The term shrub derives etymologically from the Arabic word s(h)arab or s(h)arba for drinking. But since our interest is hedonistic and not linguistic, we want to leave it at that and devote ourselves to the renaissance of this drink.
Shrubs are vinegared fruit syrups that have been causing quite a stir in the bar world for some time now. It is a drink with a long and varied history that has almost been forgotten.
Precursors can already be found among the ancient Greeks and Romans. The most popular soft drink of that period – one could say: the cola for the ancient world – was Posca, a non-alcoholic drink based on wine vinegar. The beginning of this story is in South and West Asia, with two different drinks.
One is Sharbat or Sherbet, a sweetened drink made from citrus fruits, rose petals and spices that is drunk from the Orient to India in different variations. The other is the ancient Persian drink Sekanjabin, a refreshing drink based on honey and vinegar.
Sherbet spread throughout the 16th century through the trading power of Venice throughout Europe. Legends surround how this non-alcoholic beverage became a popular ingredient for spirits. It is said that English smugglers who hid barrels containing sprits on the hull below the water line.
They had to mix the smuggled alcohol with shrubs to mask the taste of the salt water. Since shrubs was recognized early as an effective remedy for the vitamin deficiency disease scurvy, which particularly sailors suffered, the drink soon reached the Caribbean.
There was the distillation of rum in the beginning. At that time, this distilled spirit – made from molasses, a fermented waste product of sugar production – was almost unpalatable, and any flavor change welcome.
From North America come the recipes that are reminiscent of the beginnings of this long historical journey. From the 18th century shrubs are mainly made with acetic acid and served both as a refreshing drink and with alcohol. However, the emerging temperance movement displaces spirits not only slowly from everyday life but also from the shrubs.

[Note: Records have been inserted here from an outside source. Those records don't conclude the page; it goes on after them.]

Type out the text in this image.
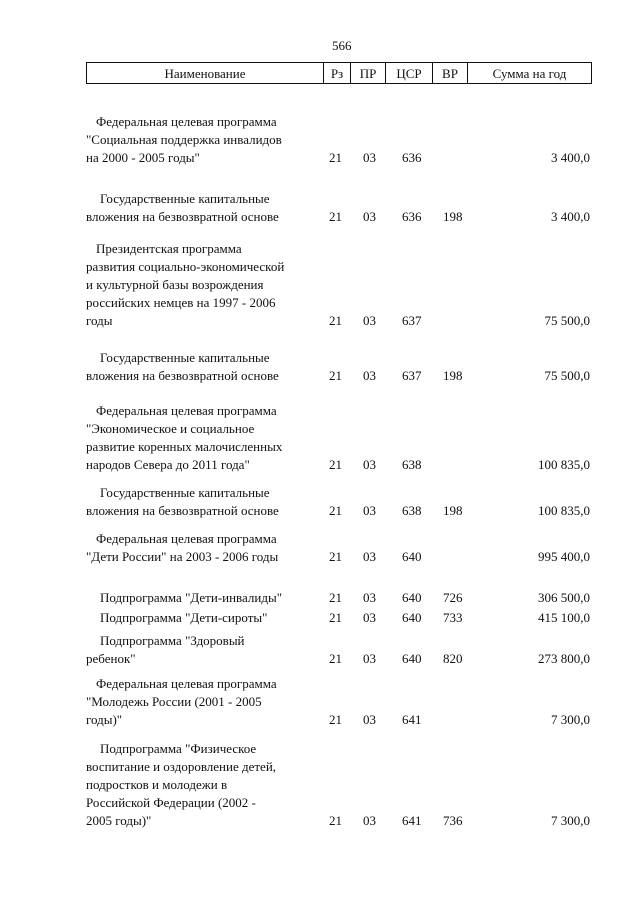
566
Наименование	Рз	ПР	ЦСР	ВР	Сумма на год
Федеральная целевая программа
"Социальная поддержка инвалидов
на 2000 - 2005 годы"	21 03 636	3 400,0
Государственные капитальные
вложения на безвозвратной основе	21 03 636 198	3 400,0
Президентская программа
развития социально-экономической
и культурной базы возрождения
российских немцев на 1997 - 2006
годы	21 03 637	75 500,0
Государственные капитальные
вложения на безвозвратной основе	21 03 637 198	75 500,0
Федеральная целевая программа
"Экономическое и социальное
развитие коренных малочисленных
народов Севера до 2011 года"	21 03 638	100 835,0
Государственные капитальные
вложения на безвозвратной основе	21 03 638 198	100 835,0
Федеральная целевая программа
"Дети России" на 2003 - 2006 годы	21 03 640	995 400,0
Подпрограмма "Дети-инвалиды"	21 03 640 726	306 500,0
Подпрограмма "Дети-сироты"	21 03 640 733	415 100,0
Подпрограмма "Здоровый
ребенок"	21 03 640 820	273 800,0
Федеральная целевая программа
"Молодежь России (2001 - 2005
годы)"	21 03 641	7 300,0
Подпрограмма "Физическое
воспитание и оздоровление детей,
подростков и молодежи в
Российской Федерации (2002 -
2005 годы)"	21 03 641 736	7 300,0
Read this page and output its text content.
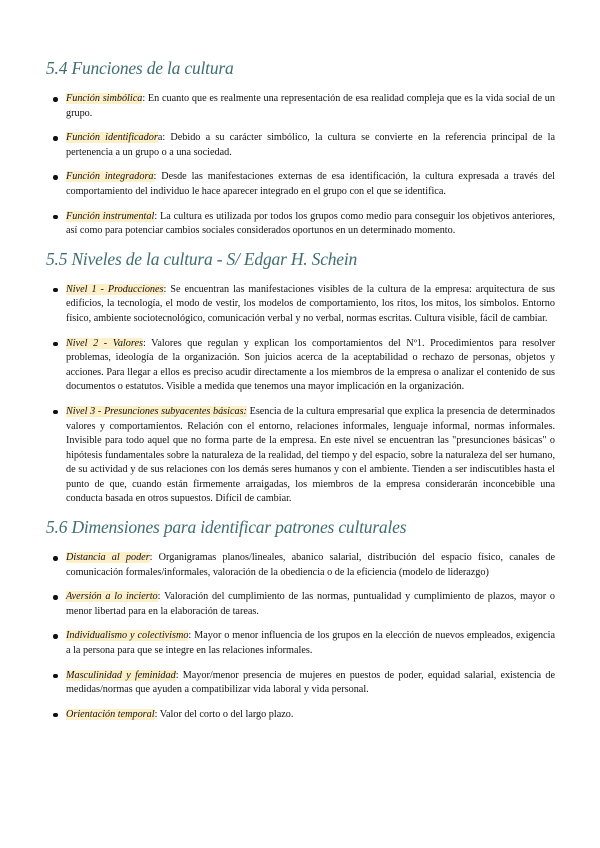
5.4 Funciones de la cultura
Función simbólica: En cuanto que es realmente una representación de esa realidad compleja que es la vida social de un grupo.
Función identificadora: Debido a su carácter simbólico, la cultura se convierte en la referencia principal de la pertenencia a un grupo o a una sociedad.
Función integradora: Desde las manifestaciones externas de esa identificación, la cultura expresada a través del comportamiento del individuo le hace aparecer integrado en el grupo con el que se identifica.
Función instrumental: La cultura es utilizada por todos los grupos como medio para conseguir los objetivos anteriores, así como para potenciar cambios sociales considerados oportunos en un determinado momento.
5.5 Niveles de la cultura - S/ Edgar H. Schein
Nivel 1 - Producciones: Se encuentran las manifestaciones visibles de la cultura de la empresa: arquitectura de sus edificios, la tecnología, el modo de vestir, los modelos de comportamiento, los ritos, los mitos, los símbolos. Entorno físico, ambiente sociotecnológico, comunicación verbal y no verbal, normas escritas. Cultura visible, fácil de cambiar.
Nivel 2 - Valores: Valores que regulan y explican los comportamientos del Nº1. Procedimientos para resolver problemas, ideología de la organización. Son juicios acerca de la aceptabilidad o rechazo de personas, objetos y acciones. Para llegar a ellos es preciso acudir directamente a los miembros de la empresa o analizar el contenido de sus documentos o estatutos. Visible a medida que tenemos una mayor implicación en la organización.
Nivel 3 - Presunciones subyacentes básicas: Esencia de la cultura empresarial que explica la presencia de determinados valores y comportamientos. Relación con el entorno, relaciones informales, lenguaje informal, normas informales. Invisible para todo aquel que no forma parte de la empresa. En este nivel se encuentran las "presunciones básicas" o hipótesis fundamentales sobre la naturaleza de la realidad, del tiempo y del espacio, sobre la naturaleza del ser humano, de su actividad y de sus relaciones con los demás seres humanos y con el ambiente. Tienden a ser indiscutibles hasta el punto de que, cuando están firmemente arraigadas, los miembros de la empresa considerarán inconcebible una conducta basada en otros supuestos. Difícil de cambiar.
5.6 Dimensiones para identificar patrones culturales
Distancia al poder: Organigramas planos/lineales, abanico salarial, distribución del espacio físico, canales de comunicación formales/informales, valoración de la obediencia o de la eficiencia (modelo de liderazgo)
Aversión a lo incierto: Valoración del cumplimiento de las normas, puntualidad y cumplimiento de plazos, mayor o menor libertad para en la elaboración de tareas.
Individualismo y colectivismo: Mayor o menor influencia de los grupos en la elección de nuevos empleados, exigencia a la persona para que se integre en las relaciones informales.
Masculinidad y feminidad: Mayor/menor presencia de mujeres en puestos de poder, equidad salarial, existencia de medidas/normas que ayuden a compatibilizar vida laboral y vida personal.
Orientación temporal: Valor del corto o del largo plazo.
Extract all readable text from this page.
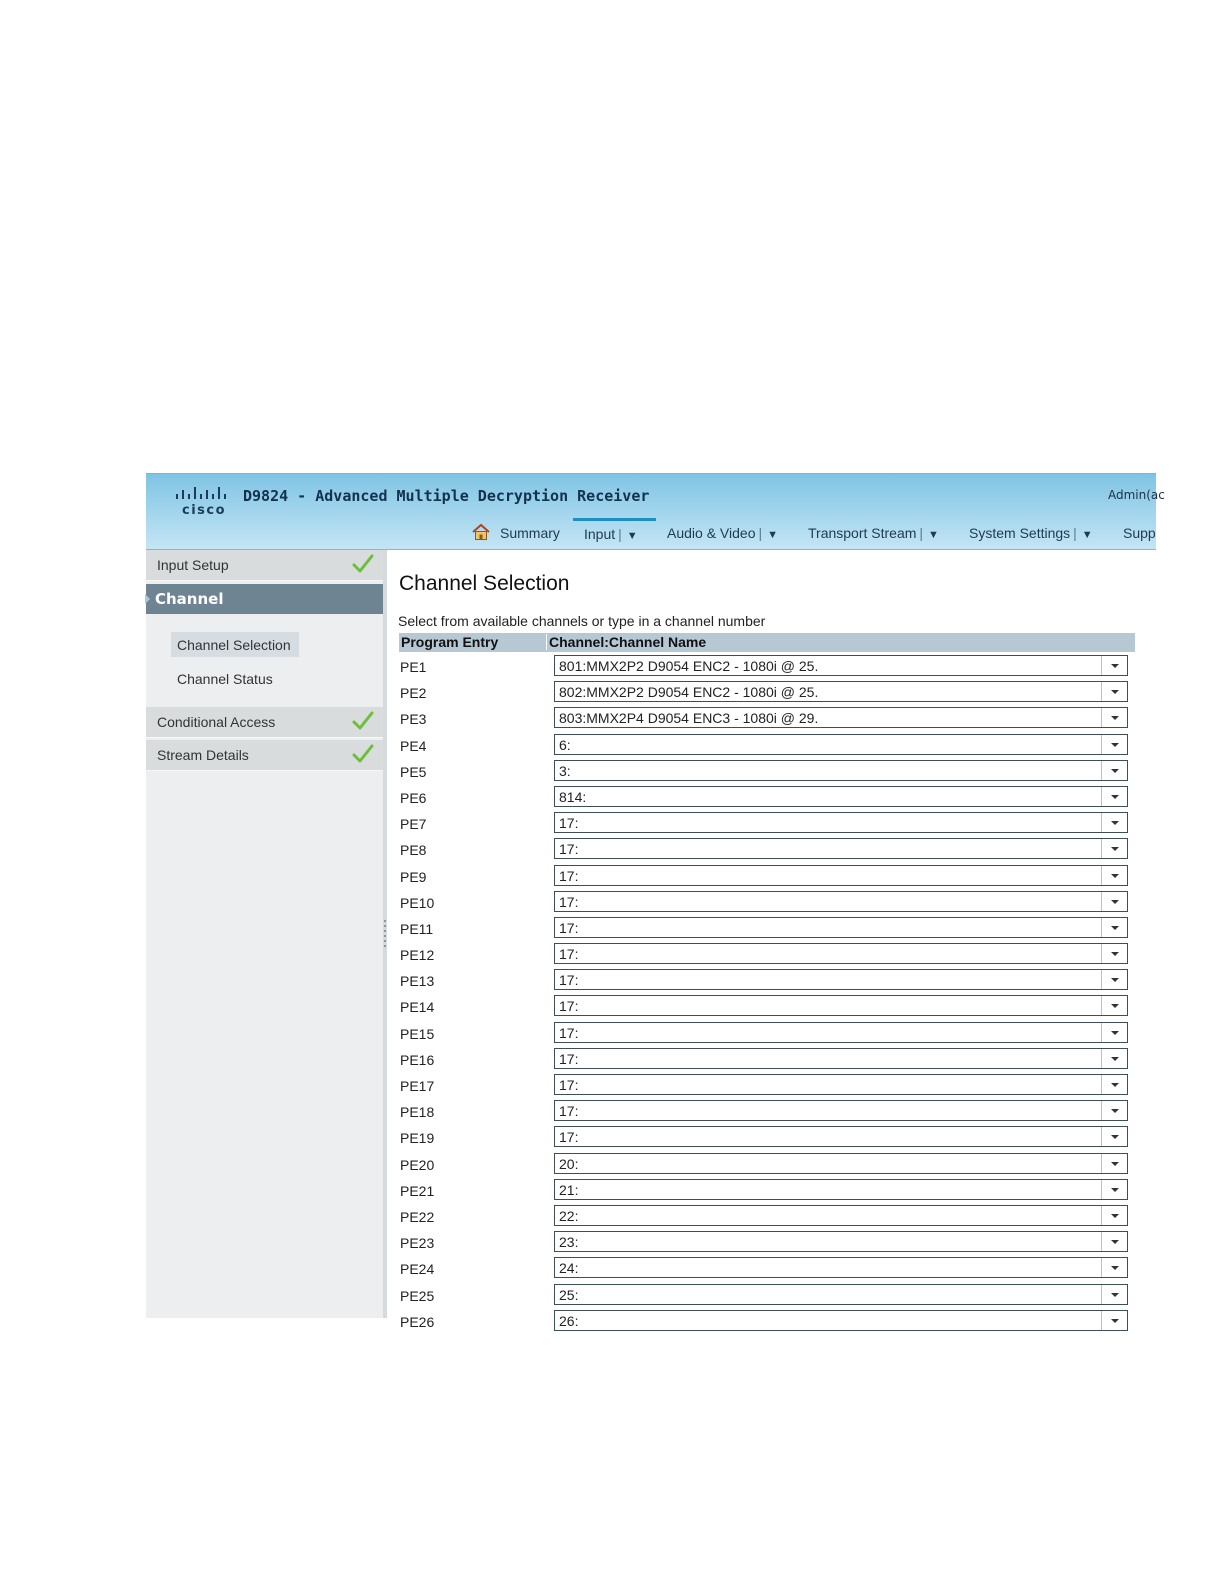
cisco
D9824 - Advanced Multiple Decryption Receiver	Admin(ac
Summary Input | ▼ Audio & Video | ▼ Transport Stream | ▼ System Settings | ▼ Supp
Input Setup
Channel
Channel Selection
Channel Status
Conditional Access
Stream Details
Channel Selection
Select from available channels or type in a channel number
Program Entry	Channel:Channel Name
PE1	801:MMX2P2 D9054 ENC2 - 1080i @ 25.
PE2	802:MMX2P2 D9054 ENC2 - 1080i @ 25.
PE3	803:MMX2P4 D9054 ENC3 - 1080i @ 29.
PE4	6:
PE5	3:
PE6	814:
PE7	17:
PE8	17:
PE9	17:
PE10	17:
PE11	17:
PE12	17:
PE13	17:
PE14	17:
PE15	17:
PE16	17:
PE17	17:
PE18	17:
PE19	17:
PE20	20:
PE21	21:
PE22	22:
PE23	23:
PE24	24:
PE25	25:
PE26	26:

In the United States, at the latest from prohibition, shrubs stand for abstinence and not for ecstasy. Through this teetotaller image and the development of modern preservation techniques such as refrigerators or industrial pasteurization, acidified fruit syrups fall into oblivion.
Only with the renaissance of the bar culture from before the prohibition also the old recipes for Shrubs are rediscovered.